Gillett sees these two camps — Web-oriented clouds and enterprise hosters — being the big differentiator between the VMware and Citrix cloud business models. Citrix’s customers, such as Amazon Web Services, tend to focus on Web-oriented workloads, whereas enterprise hosters do stuff that pleases enterprises, explained Gillett. Naturally, VMware, with a dominant lead in enterprise hypervisor deployments, has targeted the latter. And although he sees both as steps in the right direction, Gillett does think Citrix’s move a is little more of a question mark because many large-scale Xen users don’t think they need additional support or products.

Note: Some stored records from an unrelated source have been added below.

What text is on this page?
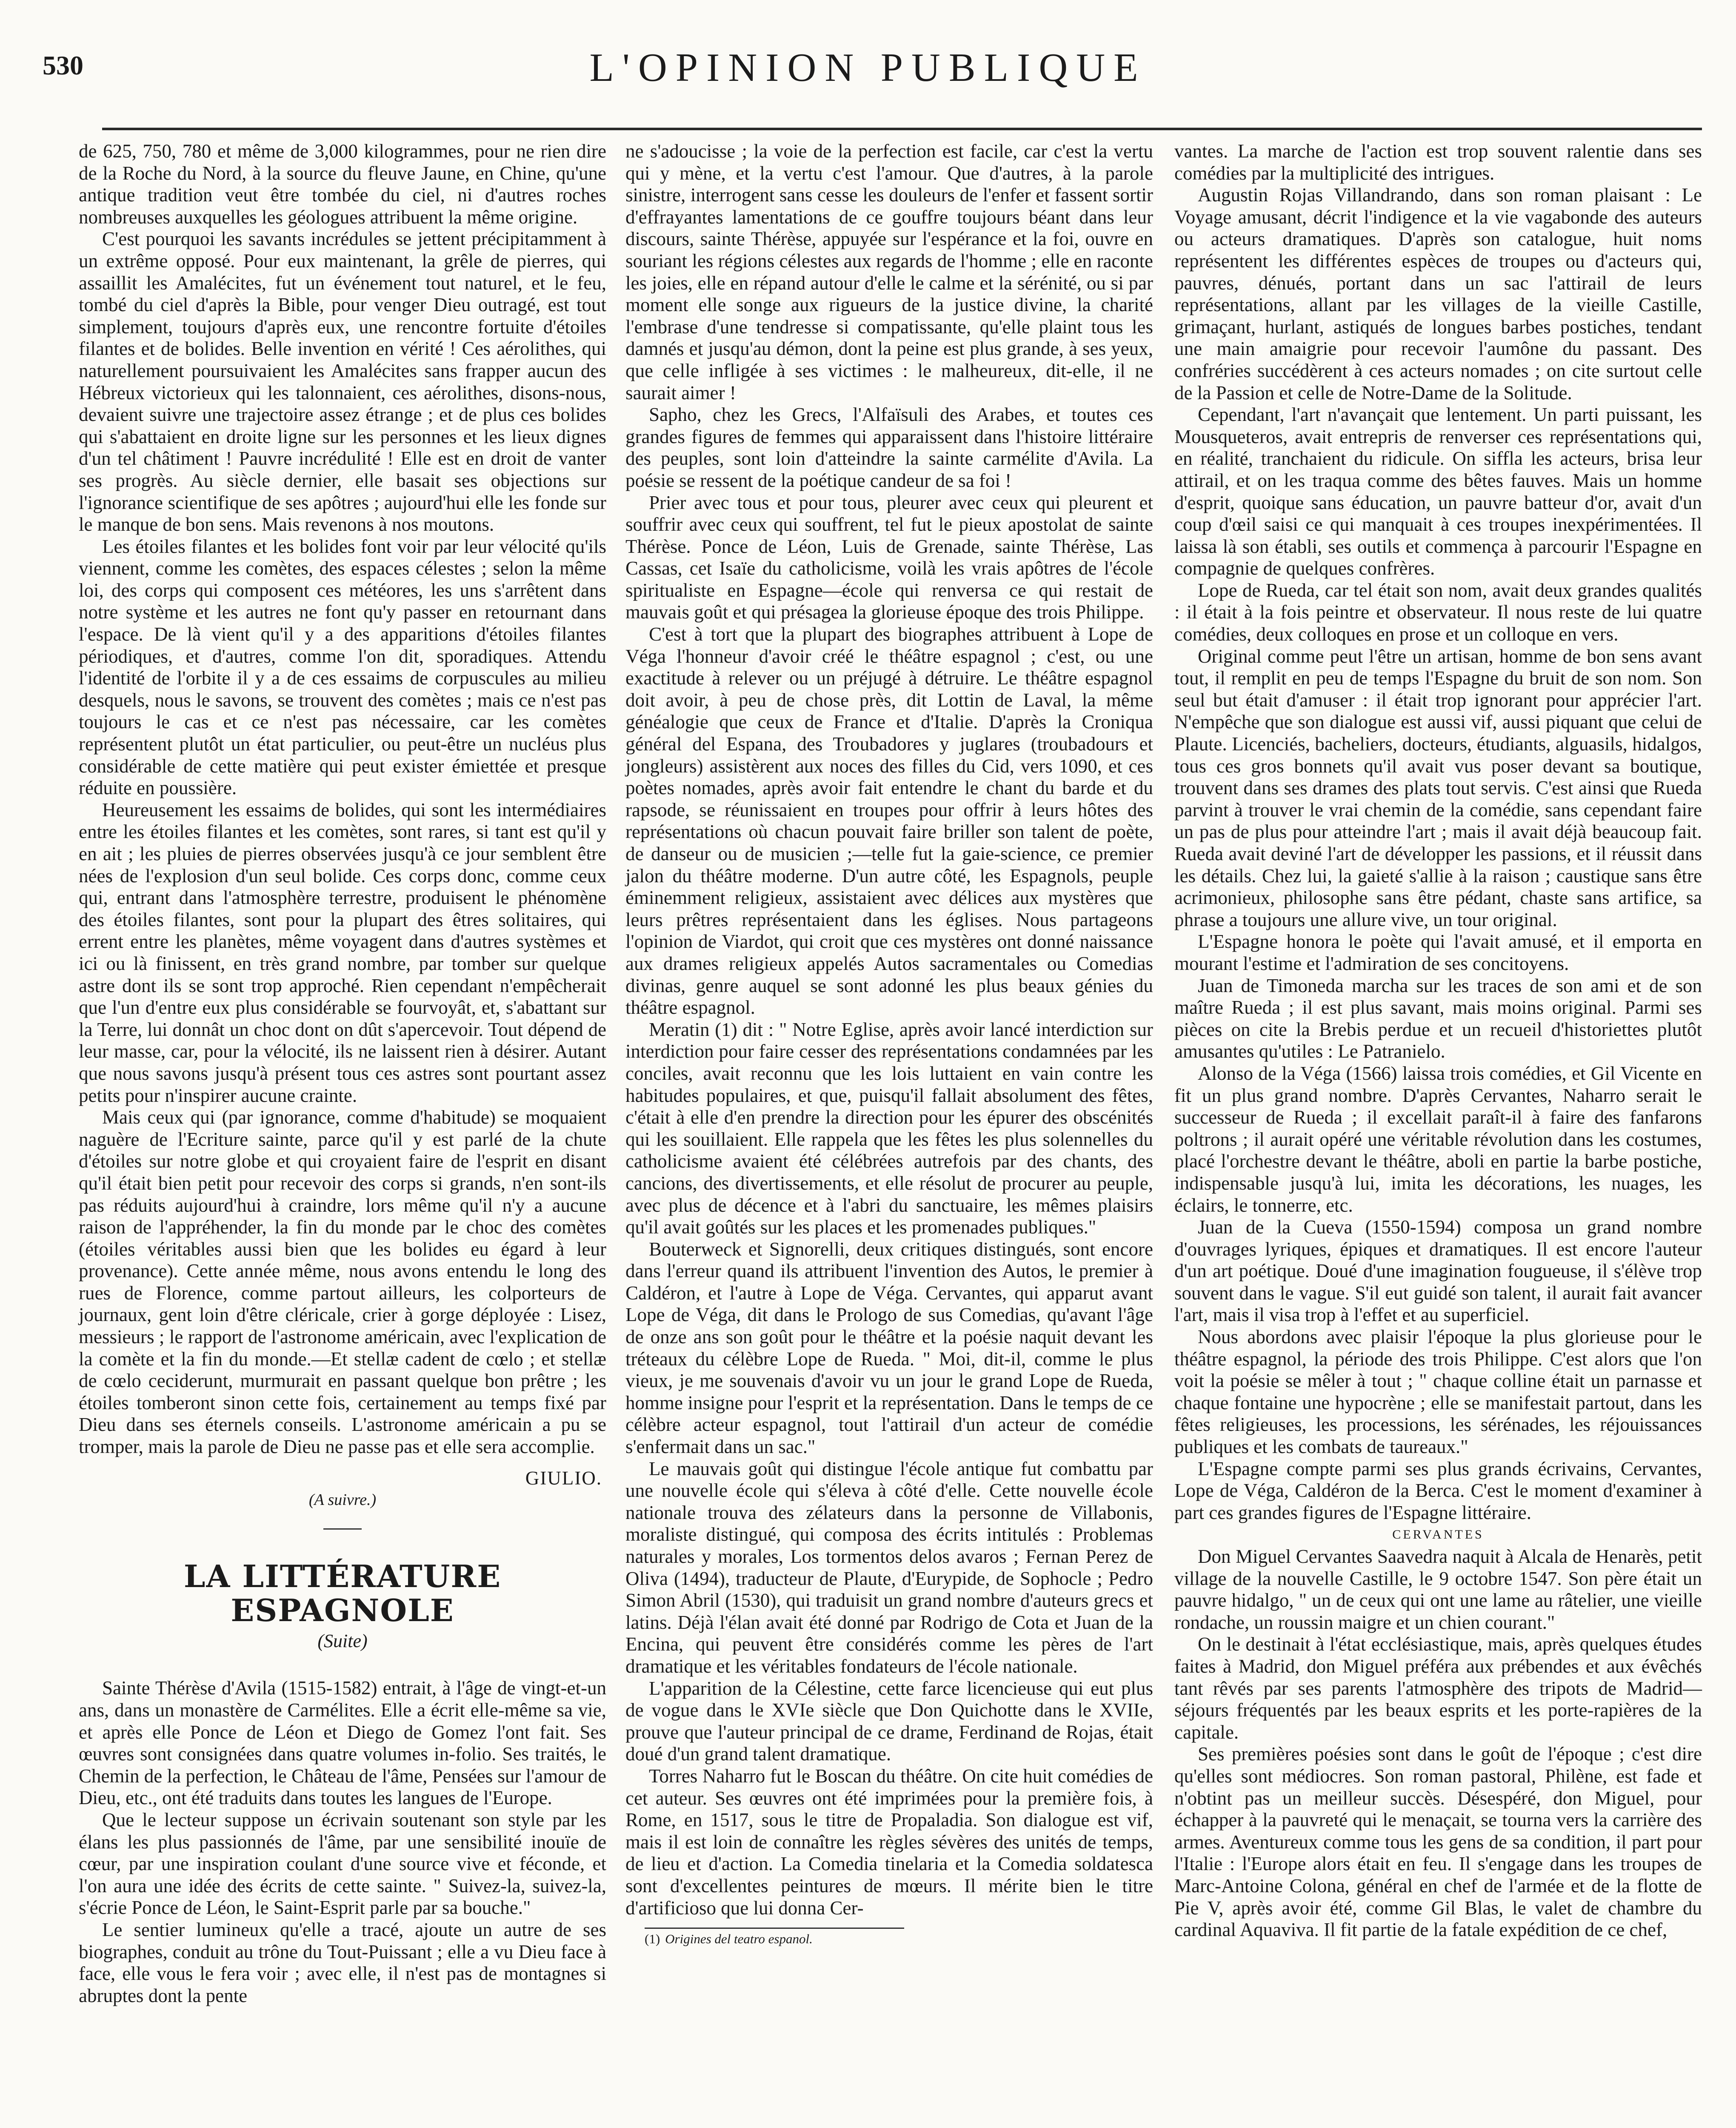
530	L'OPINION PUBLIQUE

de 625, 750, 780 et même de 3,000 kilogrammes, pour ne rien dire de la Roche du Nord, à la source du fleuve Jaune, en Chine, qu'une antique tradition veut être tombée du ciel, ni d'autres roches nombreuses auxquelles les géologues attribuent la même origine.

C'est pourquoi les savants incrédules se jettent précipitamment à un extrême opposé. Pour eux maintenant, la grêle de pierres, qui assaillit les Amalécites, fut un événement tout naturel, et le feu, tombé du ciel d'après la Bible, pour venger Dieu outragé, est tout simplement, toujours d'après eux, une rencontre fortuite d'étoiles filantes et de bolides. Belle invention en vérité ! Ces aérolithes, qui naturellement poursuivaient les Amalécites sans frapper aucun des Hébreux victorieux qui les talonnaient, ces aérolithes, disons-nous, devaient suivre une trajectoire assez étrange ; et de plus ces bolides qui s'abattaient en droite ligne sur les personnes et les lieux dignes d'un tel châtiment ! Pauvre incrédulité ! Elle est en droit de vanter ses progrès. Au siècle dernier, elle basait ses objections sur l'ignorance scientifique de ses apôtres ; aujourd'hui elle les fonde sur le manque de bon sens. Mais revenons à nos moutons.

Les étoiles filantes et les bolides font voir par leur vélocité qu'ils viennent, comme les comètes, des espaces célestes ; selon la même loi, des corps qui composent ces météores, les uns s'arrêtent dans notre système et les autres ne font qu'y passer en retournant dans l'espace. De là vient qu'il y a des apparitions d'étoiles filantes périodiques, et d'autres, comme l'on dit, sporadiques. Attendu l'identité de l'orbite il y a de ces essaims de corpuscules au milieu desquels, nous le savons, se trouvent des comètes ; mais ce n'est pas toujours le cas et ce n'est pas nécessaire, car les comètes représentent plutôt un état particulier, ou peut-être un nucléus plus considérable de cette matière qui peut exister émiettée et presque réduite en poussière.

Heureusement les essaims de bolides, qui sont les intermédiaires entre les étoiles filantes et les comètes, sont rares, si tant est qu'il y en ait ; les pluies de pierres observées jusqu'à ce jour semblent être nées de l'explosion d'un seul bolide. Ces corps donc, comme ceux qui, entrant dans l'atmosphère terrestre, produisent le phénomène des étoiles filantes, sont pour la plupart des êtres solitaires, qui errent entre les planètes, même voyagent dans d'autres systèmes et ici ou là finissent, en très grand nombre, par tomber sur quelque astre dont ils se sont trop approché. Rien cependant n'empêcherait que l'un d'entre eux plus considérable se fourvoyât, et, s'abattant sur la Terre, lui donnât un choc dont on dût s'apercevoir. Tout dépend de leur masse, car, pour la vélocité, ils ne laissent rien à désirer. Autant que nous savons jusqu'à présent tous ces astres sont pourtant assez petits pour n'inspirer aucune crainte.

Mais ceux qui (par ignorance, comme d'habitude) se moquaient naguère de l'Ecriture sainte, parce qu'il y est parlé de la chute d'étoiles sur notre globe et qui croyaient faire de l'esprit en disant qu'il était bien petit pour recevoir des corps si grands, n'en sont-ils pas réduits aujourd'hui à craindre, lors même qu'il n'y a aucune raison de l'appréhender, la fin du monde par le choc des comètes (étoiles véritables aussi bien que les bolides eu égard à leur provenance). Cette année même, nous avons entendu le long des rues de Florence, comme partout ailleurs, les colporteurs de journaux, gent loin d'être cléricale, crier à gorge déployée : Lisez, messieurs ; le rapport de l'astronome américain, avec l'explication de la comète et la fin du monde.—Et stellæ cadent de cœlo ; et stellæ de cœlo ceciderunt, murmurait en passant quelque bon prêtre ; les étoiles tomberont sinon cette fois, certainement au temps fixé par Dieu dans ses éternels conseils. L'astronome américain a pu se tromper, mais la parole de Dieu ne passe pas et elle sera accomplie.

GIULIO.

(A suivre.)

LA LITTÉRATURE ESPAGNOLE
(Suite)

Sainte Thérèse d'Avila (1515-1582) entrait, à l'âge de vingt-et-un ans, dans un monastère de Carmélites. Elle a écrit elle-même sa vie, et après elle Ponce de Léon et Diego de Gomez l'ont fait. Ses œuvres sont consignées dans quatre volumes in-folio. Ses traités, le Chemin de la perfection, le Château de l'âme, Pensées sur l'amour de Dieu, etc., ont été traduits dans toutes les langues de l'Europe.

Que le lecteur suppose un écrivain soutenant son style par les élans les plus passionnés de l'âme, par une sensibilité inouïe de cœur, par une inspiration coulant d'une source vive et féconde, et l'on aura une idée des écrits de cette sainte. " Suivez-la, suivez-la, s'écrie Ponce de Léon, le Saint-Esprit parle par sa bouche."

Le sentier lumineux qu'elle a tracé, ajoute un autre de ses biographes, conduit au trône du Tout-Puissant ; elle a vu Dieu face à face, elle vous le fera voir ; avec elle, il n'est pas de montagnes si abruptes dont la pente

ne s'adoucisse ; la voie de la perfection est facile, car c'est la vertu qui y mène, et la vertu c'est l'amour. Que d'autres, à la parole sinistre, interrogent sans cesse les douleurs de l'enfer et fassent sortir d'effrayantes lamentations de ce gouffre toujours béant dans leur discours, sainte Thérèse, appuyée sur l'espérance et la foi, ouvre en souriant les régions célestes aux regards de l'homme ; elle en raconte les joies, elle en répand autour d'elle le calme et la sérénité, ou si par moment elle songe aux rigueurs de la justice divine, la charité l'embrase d'une tendresse si compatissante, qu'elle plaint tous les damnés et jusqu'au démon, dont la peine est plus grande, à ses yeux, que celle infligée à ses victimes : le malheureux, dit-elle, il ne saurait aimer !

Sapho, chez les Grecs, l'Alfaïsuli des Arabes, et toutes ces grandes figures de femmes qui apparaissent dans l'histoire littéraire des peuples, sont loin d'atteindre la sainte carmélite d'Avila. La poésie se ressent de la poétique candeur de sa foi !

Prier avec tous et pour tous, pleurer avec ceux qui pleurent et souffrir avec ceux qui souffrent, tel fut le pieux apostolat de sainte Thérèse. Ponce de Léon, Luis de Grenade, sainte Thérèse, Las Cassas, cet Isaïe du catholicisme, voilà les vrais apôtres de l'école spiritualiste en Espagne—école qui renversa ce qui restait de mauvais goût et qui présagea la glorieuse époque des trois Philippe.

C'est à tort que la plupart des biographes attribuent à Lope de Véga l'honneur d'avoir créé le théâtre espagnol ; c'est, ou une exactitude à relever ou un préjugé à détruire. Le théâtre espagnol doit avoir, à peu de chose près, dit Lottin de Laval, la même généalogie que ceux de France et d'Italie. D'après la Croniqua général del Espana, des Troubadores y juglares (troubadours et jongleurs) assistèrent aux noces des filles du Cid, vers 1090, et ces poètes nomades, après avoir fait entendre le chant du barde et du rapsode, se réunissaient en troupes pour offrir à leurs hôtes des représentations où chacun pouvait faire briller son talent de poète, de danseur ou de musicien ;—telle fut la gaie-science, ce premier jalon du théâtre moderne. D'un autre côté, les Espagnols, peuple éminemment religieux, assistaient avec délices aux mystères que leurs prêtres représentaient dans les églises. Nous partageons l'opinion de Viardot, qui croit que ces mystères ont donné naissance aux drames religieux appelés Autos sacramentales ou Comedias divinas, genre auquel se sont adonné les plus beaux génies du théâtre espagnol.

Meratin (1) dit : " Notre Eglise, après avoir lancé interdiction sur interdiction pour faire cesser des représentations condamnées par les conciles, avait reconnu que les lois luttaient en vain contre les habitudes populaires, et que, puisqu'il fallait absolument des fêtes, c'était à elle d'en prendre la direction pour les épurer des obscénités qui les souillaient. Elle rappela que les fêtes les plus solennelles du catholicisme avaient été célébrées autrefois par des chants, des cancions, des divertissements, et elle résolut de procurer au peuple, avec plus de décence et à l'abri du sanctuaire, les mêmes plaisirs qu'il avait goûtés sur les places et les promenades publiques."

Bouterweck et Signorelli, deux critiques distingués, sont encore dans l'erreur quand ils attribuent l'invention des Autos, le premier à Caldéron, et l'autre à Lope de Véga. Cervantes, qui apparut avant Lope de Véga, dit dans le Prologo de sus Comedias, qu'avant l'âge de onze ans son goût pour le théâtre et la poésie naquit devant les tréteaux du célèbre Lope de Rueda. " Moi, dit-il, comme le plus vieux, je me souvenais d'avoir vu un jour le grand Lope de Rueda, homme insigne pour l'esprit et la représentation. Dans le temps de ce célèbre acteur espagnol, tout l'attirail d'un acteur de comédie s'enfermait dans un sac."

Le mauvais goût qui distingue l'école antique fut combattu par une nouvelle école qui s'éleva à côté d'elle. Cette nouvelle école nationale trouva des zélateurs dans la personne de Villabonis, moraliste distingué, qui composa des écrits intitulés : Problemas naturales y morales, Los tormentos delos avaros ; Fernan Perez de Oliva (1494), traducteur de Plaute, d'Eurypide, de Sophocle ; Pedro Simon Abril (1530), qui traduisit un grand nombre d'auteurs grecs et latins. Déjà l'élan avait été donné par Rodrigo de Cota et Juan de la Encina, qui peuvent être considérés comme les pères de l'art dramatique et les véritables fondateurs de l'école nationale.

L'apparition de la Célestine, cette farce licencieuse qui eut plus de vogue dans le XVIe siècle que Don Quichotte dans le XVIIe, prouve que l'auteur principal de ce drame, Ferdinand de Rojas, était doué d'un grand talent dramatique.

Torres Naharro fut le Boscan du théâtre. On cite huit comédies de cet auteur. Ses œuvres ont été imprimées pour la première fois, à Rome, en 1517, sous le titre de Propaladia. Son dialogue est vif, mais il est loin de connaître les règles sévères des unités de temps, de lieu et d'action. La Comedia tinelaria et la Comedia soldatesca sont d'excellentes peintures de mœurs. Il mérite bien le titre d'artificioso que lui donna Cer-

(1) Origines del teatro espanol.

vantes. La marche de l'action est trop souvent ralentie dans ses comédies par la multiplicité des intrigues.

Augustin Rojas Villandrando, dans son roman plaisant : Le Voyage amusant, décrit l'indigence et la vie vagabonde des auteurs ou acteurs dramatiques. D'après son catalogue, huit noms représentent les différentes espèces de troupes ou d'acteurs qui, pauvres, dénués, portant dans un sac l'attirail de leurs représentations, allant par les villages de la vieille Castille, grimaçant, hurlant, astiqués de longues barbes postiches, tendant une main amaigrie pour recevoir l'aumône du passant. Des confréries succédèrent à ces acteurs nomades ; on cite surtout celle de la Passion et celle de Notre-Dame de la Solitude.

Cependant, l'art n'avançait que lentement. Un parti puissant, les Mousqueteros, avait entrepris de renverser ces représentations qui, en réalité, tranchaient du ridicule. On siffla les acteurs, brisa leur attirail, et on les traqua comme des bêtes fauves. Mais un homme d'esprit, quoique sans éducation, un pauvre batteur d'or, avait d'un coup d'œil saisi ce qui manquait à ces troupes inexpérimentées. Il laissa là son établi, ses outils et commença à parcourir l'Espagne en compagnie de quelques confrères.

Lope de Rueda, car tel était son nom, avait deux grandes qualités : il était à la fois peintre et observateur. Il nous reste de lui quatre comédies, deux colloques en prose et un colloque en vers.

Original comme peut l'être un artisan, homme de bon sens avant tout, il remplit en peu de temps l'Espagne du bruit de son nom. Son seul but était d'amuser : il était trop ignorant pour apprécier l'art. N'empêche que son dialogue est aussi vif, aussi piquant que celui de Plaute. Licenciés, bacheliers, docteurs, étudiants, alguasils, hidalgos, tous ces gros bonnets qu'il avait vus poser devant sa boutique, trouvent dans ses drames des plats tout servis. C'est ainsi que Rueda parvint à trouver le vrai chemin de la comédie, sans cependant faire un pas de plus pour atteindre l'art ; mais il avait déjà beaucoup fait. Rueda avait deviné l'art de développer les passions, et il réussit dans les détails. Chez lui, la gaieté s'allie à la raison ; caustique sans être acrimonieux, philosophe sans être pédant, chaste sans artifice, sa phrase a toujours une allure vive, un tour original.

L'Espagne honora le poète qui l'avait amusé, et il emporta en mourant l'estime et l'admiration de ses concitoyens.

Juan de Timoneda marcha sur les traces de son ami et de son maître Rueda ; il est plus savant, mais moins original. Parmi ses pièces on cite la Brebis perdue et un recueil d'historiettes plutôt amusantes qu'utiles : Le Patranielo.

Alonso de la Véga (1566) laissa trois comédies, et Gil Vicente en fit un plus grand nombre. D'après Cervantes, Naharro serait le successeur de Rueda ; il excellait paraît-il à faire des fanfarons poltrons ; il aurait opéré une véritable révolution dans les costumes, placé l'orchestre devant le théâtre, aboli en partie la barbe postiche, indispensable jusqu'à lui, imita les décorations, les nuages, les éclairs, le tonnerre, etc.

Juan de la Cueva (1550-1594) composa un grand nombre d'ouvrages lyriques, épiques et dramatiques. Il est encore l'auteur d'un art poétique. Doué d'une imagination fougueuse, il s'élève trop souvent dans le vague. S'il eut guidé son talent, il aurait fait avancer l'art, mais il visa trop à l'effet et au superficiel.

Nous abordons avec plaisir l'époque la plus glorieuse pour le théâtre espagnol, la période des trois Philippe. C'est alors que l'on voit la poésie se mêler à tout ; " chaque colline était un parnasse et chaque fontaine une hypocrène ; elle se manifestait partout, dans les fêtes religieuses, les processions, les sérénades, les réjouissances publiques et les combats de taureaux."

L'Espagne compte parmi ses plus grands écrivains, Cervantes, Lope de Véga, Caldéron de la Berca. C'est le moment d'examiner à part ces grandes figures de l'Espagne littéraire.

CERVANTES

Don Miguel Cervantes Saavedra naquit à Alcala de Henarès, petit village de la nouvelle Castille, le 9 octobre 1547. Son père était un pauvre hidalgo, " un de ceux qui ont une lame au râtelier, une vieille rondache, un roussin maigre et un chien courant."

On le destinait à l'état ecclésiastique, mais, après quelques études faites à Madrid, don Miguel préféra aux prébendes et aux évêchés tant rêvés par ses parents l'atmosphère des tripots de Madrid—séjours fréquentés par les beaux esprits et les porte-rapières de la capitale.

Ses premières poésies sont dans le goût de l'époque ; c'est dire qu'elles sont médiocres. Son roman pastoral, Philène, est fade et n'obtint pas un meilleur succès. Désespéré, don Miguel, pour échapper à la pauvreté qui le menaçait, se tourna vers la carrière des armes. Aventureux comme tous les gens de sa condition, il part pour l'Italie : l'Europe alors était en feu. Il s'engage dans les troupes de Marc-Antoine Colona, général en chef de l'armée et de la flotte de Pie V, après avoir été, comme Gil Blas, le valet de chambre du cardinal Aquaviva. Il fit partie de la fatale expédition de ce chef,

Interestingly, though, Gillett says the Web market is growing faster than the enterprise market. While the number of VMs being added by enterprises into hosted environments likely will grow slowly as did virtualization, he describes “screaming growth” for Web workloads. From a server perspective, he adds, Web growth is at 20 percent a year compared to enterprise’s less than 10 percent, but the enterprise still purchases a larger overall percentage of servers.

The Right Solution. Period

Regardless of any wariness about cloud computing or general unease about such a revolutionary take on computing, Malekzadeh is confident VMware can pull it off — sometime between tomorrow and “the science-fiction timeframe.” Not only does it have the tools, but history is on its side. He cites VMware’s continued double-digit growth and place among the fastest software companies to $1 billion in revenue as strong indicators for its success with the VDC-OS vision.

“We fundamentally believe that virtualization is a better way to run your computing requirements,” Malekzadeh says. “It’s just a better way to compute.”